Expanded waiver authority
The Air Force Personnel Center has been granted expanded waiver authority to waive some active-duty service commitments, or ADSCs, for Airmen interested in transferring to the Air Force Reserve or Air National Guard, or considering applying for voluntary separation under the fiscal year 2014 force management programs.
The expanded waiver authority allows AFPC to waive up to 36 months of advanced flying training (to include instructor and qualification training) ADSCs, up to 36 months of Air Force Institute of Technology ADSCs, up to 24 months of medical residency training ADSCs, and up to 48 months of medical special pays and bonuses (which requires recoupment of the unserved portion of the bonus). The full list of waiver authorities is available on myPers.

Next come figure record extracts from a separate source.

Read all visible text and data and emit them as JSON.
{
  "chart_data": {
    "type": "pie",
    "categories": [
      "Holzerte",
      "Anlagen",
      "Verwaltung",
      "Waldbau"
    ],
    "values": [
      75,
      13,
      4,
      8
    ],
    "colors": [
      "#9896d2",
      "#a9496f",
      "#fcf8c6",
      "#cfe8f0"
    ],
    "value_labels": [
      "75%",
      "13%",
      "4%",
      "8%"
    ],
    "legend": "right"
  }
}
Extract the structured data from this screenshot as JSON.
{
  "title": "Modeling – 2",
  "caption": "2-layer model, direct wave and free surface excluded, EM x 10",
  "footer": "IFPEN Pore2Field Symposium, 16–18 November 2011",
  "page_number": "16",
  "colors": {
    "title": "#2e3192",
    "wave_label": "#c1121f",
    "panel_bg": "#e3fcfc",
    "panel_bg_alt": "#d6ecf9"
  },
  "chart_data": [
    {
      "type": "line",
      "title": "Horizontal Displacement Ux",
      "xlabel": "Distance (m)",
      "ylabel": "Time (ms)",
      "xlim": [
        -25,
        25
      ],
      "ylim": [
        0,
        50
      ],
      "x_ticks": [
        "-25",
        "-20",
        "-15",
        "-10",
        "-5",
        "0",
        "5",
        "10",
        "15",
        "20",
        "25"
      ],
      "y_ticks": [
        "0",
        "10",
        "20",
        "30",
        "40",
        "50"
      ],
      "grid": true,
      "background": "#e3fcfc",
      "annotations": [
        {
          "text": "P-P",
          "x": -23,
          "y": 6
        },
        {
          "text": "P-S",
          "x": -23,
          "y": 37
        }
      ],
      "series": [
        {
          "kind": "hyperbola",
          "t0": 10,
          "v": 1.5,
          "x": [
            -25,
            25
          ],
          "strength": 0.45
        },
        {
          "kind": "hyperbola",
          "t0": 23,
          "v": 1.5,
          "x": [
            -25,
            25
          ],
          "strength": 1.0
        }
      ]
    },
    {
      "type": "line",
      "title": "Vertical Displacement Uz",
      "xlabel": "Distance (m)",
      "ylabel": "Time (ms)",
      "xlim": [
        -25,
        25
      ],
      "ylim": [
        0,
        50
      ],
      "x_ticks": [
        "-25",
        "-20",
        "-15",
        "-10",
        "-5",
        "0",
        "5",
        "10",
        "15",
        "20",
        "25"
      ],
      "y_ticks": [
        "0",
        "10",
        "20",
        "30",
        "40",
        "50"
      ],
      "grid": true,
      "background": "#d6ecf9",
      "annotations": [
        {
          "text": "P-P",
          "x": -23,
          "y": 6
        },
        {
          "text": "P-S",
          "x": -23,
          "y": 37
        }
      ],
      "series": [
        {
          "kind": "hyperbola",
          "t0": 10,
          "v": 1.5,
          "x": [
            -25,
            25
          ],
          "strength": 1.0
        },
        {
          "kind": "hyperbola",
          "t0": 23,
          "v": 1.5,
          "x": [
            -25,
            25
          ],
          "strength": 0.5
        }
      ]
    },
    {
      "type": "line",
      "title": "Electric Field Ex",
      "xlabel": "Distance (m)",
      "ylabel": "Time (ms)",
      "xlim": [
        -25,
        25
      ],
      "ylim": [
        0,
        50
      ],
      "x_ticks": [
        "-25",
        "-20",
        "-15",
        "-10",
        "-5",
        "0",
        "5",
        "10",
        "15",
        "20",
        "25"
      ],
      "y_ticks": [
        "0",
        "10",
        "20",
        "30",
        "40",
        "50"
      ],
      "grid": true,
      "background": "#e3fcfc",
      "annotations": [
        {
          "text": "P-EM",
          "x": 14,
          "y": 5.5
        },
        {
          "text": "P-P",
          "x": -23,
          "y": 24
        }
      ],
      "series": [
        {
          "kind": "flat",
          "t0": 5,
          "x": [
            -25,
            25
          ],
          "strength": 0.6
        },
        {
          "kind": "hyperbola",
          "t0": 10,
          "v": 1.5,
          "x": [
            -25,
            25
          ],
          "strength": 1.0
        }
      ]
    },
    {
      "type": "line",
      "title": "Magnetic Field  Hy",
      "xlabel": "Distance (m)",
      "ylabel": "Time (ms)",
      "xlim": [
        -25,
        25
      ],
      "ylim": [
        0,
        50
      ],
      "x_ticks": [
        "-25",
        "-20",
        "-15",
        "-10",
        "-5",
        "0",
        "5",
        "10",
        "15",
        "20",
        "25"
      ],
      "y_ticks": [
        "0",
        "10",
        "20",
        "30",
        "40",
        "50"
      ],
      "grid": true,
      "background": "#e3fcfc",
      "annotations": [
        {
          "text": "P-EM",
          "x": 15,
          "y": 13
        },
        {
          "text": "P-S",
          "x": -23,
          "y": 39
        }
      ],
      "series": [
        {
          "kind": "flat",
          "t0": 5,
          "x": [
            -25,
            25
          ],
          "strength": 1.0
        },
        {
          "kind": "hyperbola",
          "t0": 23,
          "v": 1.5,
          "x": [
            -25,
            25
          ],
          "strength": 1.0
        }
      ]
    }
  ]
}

The expanded waiver authority also applies to the Palace Chase program, which affords Airmen, both officers and enlisted, the opportunity to continue their service in the Air Force Reserve or Air National Guard.
Additional voluntary windows for TERA are being opened to allow Airmen to apply under this expanded waiver authority.
Health professions matrices
Voluntary and involuntary matrices for the health professions are being finalized and will be posted on myPers later this week. Additional voluntary windows for TERA will open to accommodate Airmen in these categories and the window for Voluntary Separation Pay, or VSP, remains open through May 1.
To date, 2,712 enlisted voluntary applications and 310 officer voluntary applications for TERA have been approved and 2,471 enlisted VSP applications and 167 officer VSP applications have also been approved.
Updates to information on force management and other personnel programs will continue to be available on myPers. Airmen can use the new force management graphic on the Air Force Portal which will take them directly to updated matrices.